Figure 5. Roc-A inhibits the activity of the Rho GTPases RhoA, Rac1 and Cdc42.

A. Roc-A inhibits the activity of the Rho GTPases RhoA, Rac1 and Cdc42. RhoA, Rac1 or Cdc42 FRET sensors were overexpressed in 293T cells either with a control plasmid (Control, 30 nM Roc-A) or together with GDI. Cells were treated with 30 nM Roc-A or vehicle (DMSO for Control and GDI) for 24h. Representative fluorescence micrographs show mVenus channel of 293T cells expressing the indicated FRET sensors. Scale bars: 100 μm. Pseudocolored FRET efficiency images of the same field of view were calculated as a ratio of FRET acceptor over FRET donor emission intensity reflecting the GTPase activity levels. The histograms show the pixel distribution of the FRET efficiency within the FRET emission ratio images.

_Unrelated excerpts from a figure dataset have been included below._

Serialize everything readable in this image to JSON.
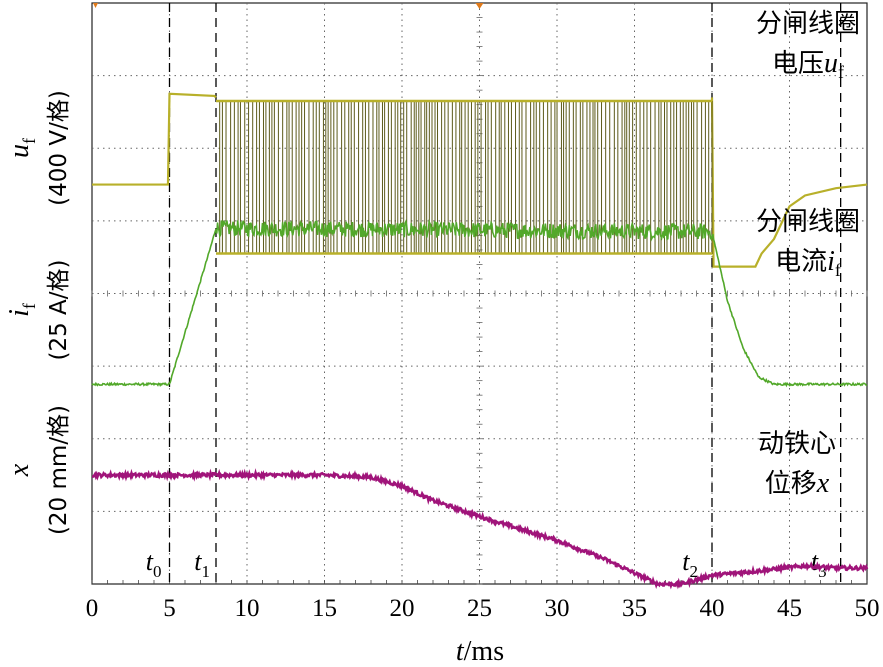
{
  "chart_data": {
    "type": "line",
    "x_axis": {
      "label_var": "t",
      "label_unit": "/ms",
      "range": [
        0,
        50
      ],
      "ticks": [
        "0",
        "5",
        "10",
        "15",
        "20",
        "25",
        "30",
        "35",
        "40",
        "45",
        "50"
      ]
    },
    "grid": "dotted, 10 x 8 divisions",
    "y_axes": [
      {
        "var": "u",
        "sub": "f",
        "scale": "(400 V/格)"
      },
      {
        "var": "i",
        "sub": "f",
        "scale": "(25 A/格)"
      },
      {
        "var": "x",
        "sub": "",
        "scale": "(20 mm/格)"
      }
    ],
    "series": [
      {
        "name_cn": "分闸线圈",
        "name_cn2": "电压",
        "name_var": "u",
        "name_sub": "f",
        "color": "#b8b02a",
        "x_ms": [
          0,
          4.9,
          5.0,
          7.9,
          8.0,
          40.0,
          40.1,
          42.8,
          43.2,
          44.0,
          45.0,
          46.0,
          48.0,
          50.0
        ],
        "y_div": [
          5.5,
          5.5,
          6.75,
          6.72,
          6.7,
          6.7,
          4.37,
          4.37,
          4.55,
          4.75,
          5.2,
          5.35,
          5.45,
          5.5
        ],
        "pwm": {
          "from_ms": 8.0,
          "to_ms": 40.0,
          "high_div": 6.65,
          "low_div": 4.55,
          "period_ms": 0.35
        }
      },
      {
        "name_cn": "分闸线圈",
        "name_cn2": "电流",
        "name_var": "i",
        "name_sub": "f",
        "color": "#52a82a",
        "x_ms": [
          0,
          5.0,
          7.6,
          8.0,
          40.0,
          41.0,
          42.0,
          43.0,
          44.0,
          50.0
        ],
        "y_div": [
          2.75,
          2.75,
          4.6,
          4.9,
          4.85,
          3.9,
          3.25,
          2.85,
          2.75,
          2.75
        ],
        "noise_from_ms": 8.0,
        "noise_to_ms": 40.0
      },
      {
        "name_cn": "动铁心",
        "name_cn2": "位移",
        "name_var": "x",
        "name_sub": "",
        "color": "#a0147a",
        "x_ms": [
          0,
          15,
          18,
          20,
          22,
          25,
          30,
          33,
          35,
          36.5,
          38,
          40,
          43,
          46,
          48,
          50
        ],
        "y_div": [
          1.5,
          1.5,
          1.47,
          1.35,
          1.15,
          0.93,
          0.6,
          0.35,
          0.15,
          0.0,
          0.0,
          0.12,
          0.18,
          0.25,
          0.22,
          0.22
        ]
      }
    ],
    "markers": [
      {
        "var": "t",
        "sub": "0",
        "x_ms": 5.0
      },
      {
        "var": "t",
        "sub": "1",
        "x_ms": 8.0
      },
      {
        "var": "t",
        "sub": "2",
        "x_ms": 40.0
      },
      {
        "var": "t",
        "sub": "3",
        "x_ms": 48.3
      }
    ]
  }
}
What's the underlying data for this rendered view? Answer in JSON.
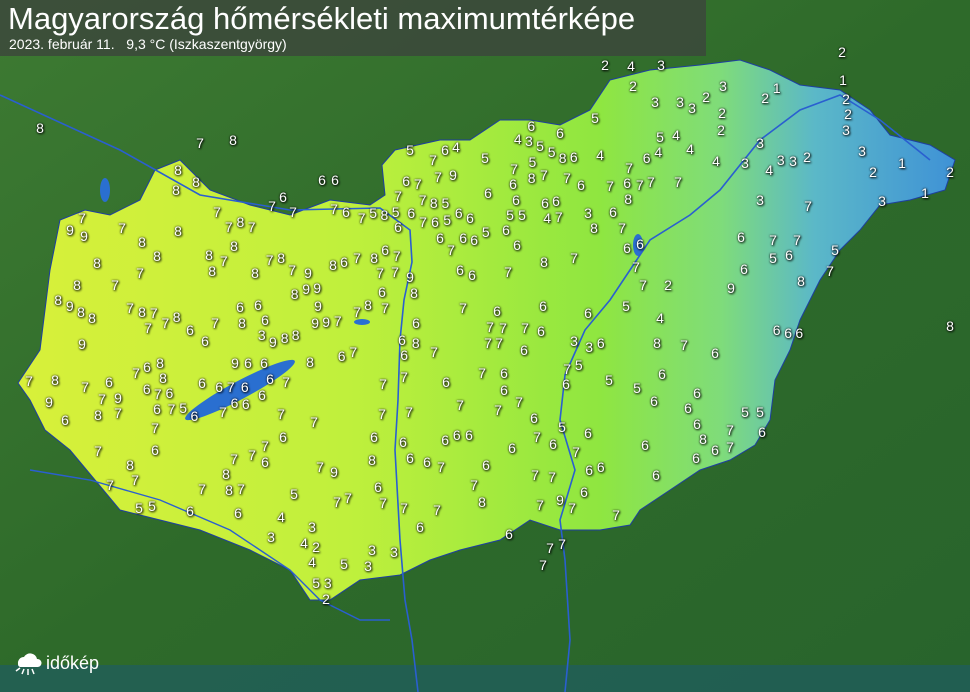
{
  "header": {
    "title": "Magyarország hőmérsékleti maximumtérképe",
    "date": "2023. február 11.",
    "max_value": "9,3 °C",
    "max_location": "(Iszkaszentgyörgy)"
  },
  "logo": {
    "text": "időkép"
  },
  "colors": {
    "west": "#e8f53a",
    "mid": "#9fe83a",
    "east": "#4aa8d8",
    "terrain": "#2f6b2a",
    "water": "#2a6fd0"
  },
  "readings": [
    2,
    1,
    2,
    2,
    3,
    8,
    7,
    8,
    6,
    6,
    2,
    4,
    3,
    2,
    3,
    3,
    3,
    2,
    3,
    2,
    1,
    2,
    2,
    5,
    6,
    4,
    3,
    5,
    5,
    6,
    5,
    6,
    4,
    7,
    5,
    5,
    6,
    4,
    5,
    4,
    6,
    4,
    4,
    4,
    3,
    3,
    4,
    3,
    3,
    2,
    3,
    2,
    1,
    2,
    1,
    3,
    8,
    8,
    8,
    7,
    7,
    8,
    7,
    7,
    6,
    7,
    7,
    6,
    7,
    8,
    9,
    7,
    9,
    7,
    8,
    8,
    8,
    8,
    7,
    8,
    8,
    8,
    7,
    8,
    7,
    8,
    7,
    9,
    8,
    6,
    7,
    8,
    6,
    7,
    7,
    7,
    8,
    7,
    8,
    9,
    8,
    8,
    7,
    8,
    7,
    7,
    7,
    8,
    7,
    6,
    6,
    6,
    8,
    9,
    9,
    7,
    8,
    7,
    9,
    8,
    6,
    9,
    9,
    9,
    8,
    7,
    8,
    3,
    6,
    6,
    9,
    8,
    9,
    7,
    6,
    8,
    8,
    7,
    8,
    7,
    6,
    7,
    9,
    9,
    8,
    7,
    6,
    6,
    7,
    6,
    6,
    6,
    6,
    7,
    6,
    7,
    5,
    6,
    6,
    6,
    6,
    6,
    7,
    9,
    6,
    7,
    6,
    8,
    6,
    7,
    6,
    8,
    6,
    7,
    6,
    7,
    7,
    6,
    7,
    6,
    6,
    7,
    7,
    7,
    7,
    7,
    6,
    6,
    7,
    6,
    6,
    6,
    5,
    4,
    3,
    3,
    6,
    8,
    7,
    6,
    6,
    6,
    6,
    7,
    6,
    5,
    5,
    5,
    6,
    6,
    6,
    6,
    5,
    5,
    6,
    6,
    7,
    8,
    6,
    7,
    6,
    6,
    6,
    7,
    6,
    6,
    6,
    5,
    6,
    7,
    7,
    7,
    6,
    6,
    6,
    7,
    6,
    7,
    7,
    7,
    6,
    7,
    8,
    7,
    9,
    7,
    6,
    6,
    7,
    7,
    7,
    7,
    7,
    6,
    8,
    7,
    7,
    7,
    7,
    6,
    6,
    7,
    7,
    7,
    7,
    6,
    6,
    6,
    6,
    6,
    7,
    8,
    7,
    9,
    8,
    8,
    7,
    7,
    7,
    5,
    5,
    6,
    6,
    5,
    7,
    7,
    6,
    7,
    7,
    7,
    6,
    4,
    3,
    3,
    4,
    2,
    4,
    3,
    3,
    5,
    3,
    3,
    5,
    2,
    3,
    7,
    6,
    7,
    7,
    6,
    5,
    5,
    6,
    7,
    8,
    9,
    8,
    6,
    7,
    7,
    7,
    8,
    5,
    5,
    5,
    6,
    6,
    7,
    6,
    5,
    6,
    6,
    6,
    6,
    6,
    5,
    5,
    6,
    6,
    4,
    7,
    6,
    3,
    7,
    6,
    7,
    7,
    7,
    8,
    6,
    7,
    7,
    9,
    8,
    8,
    7,
    7,
    7,
    6,
    6,
    6,
    6,
    6,
    5,
    7,
    6,
    6,
    7,
    8,
    7,
    8,
    7,
    6,
    6,
    7,
    7,
    2
  ]
}
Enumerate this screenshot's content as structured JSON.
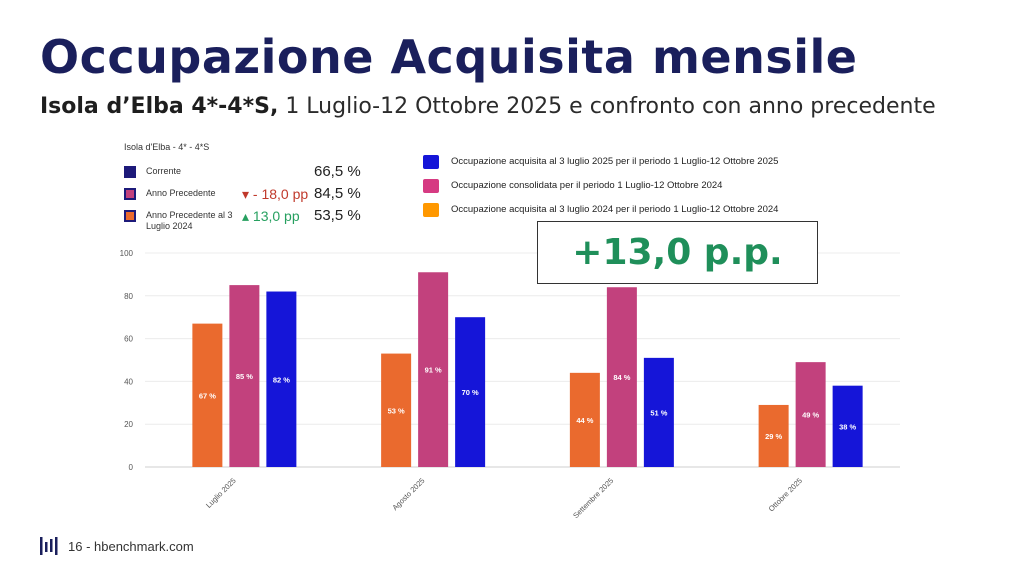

B. Quantification of A. FRET efficiency was normalized to GDI and DMSO values and % inhibition FRET efficiency was calculated. Results are an average of six independent experiments. Error bars (S.E.M.) are shown. C. Roc-A inhibits the activity of the Rho GTPases RhoA, Rac1 and Cdc42 in HeLa cells. RhoA, Rac1 or Cdc42 FRET sensors were overexpressed in HeLa cells either with a control plasmid (Control, 30 nM Roc-A) or together with GDI. Cells were treated with 30 nM Roc-A or vehicle (DMSO for Control and GDI) for 24h. FRET efficiency was normalized to GDI and DMSO values and % inhibition FRET efficiency was calculated. Results are an average of three independent experiments. Error bars (S.E.M.) are shown.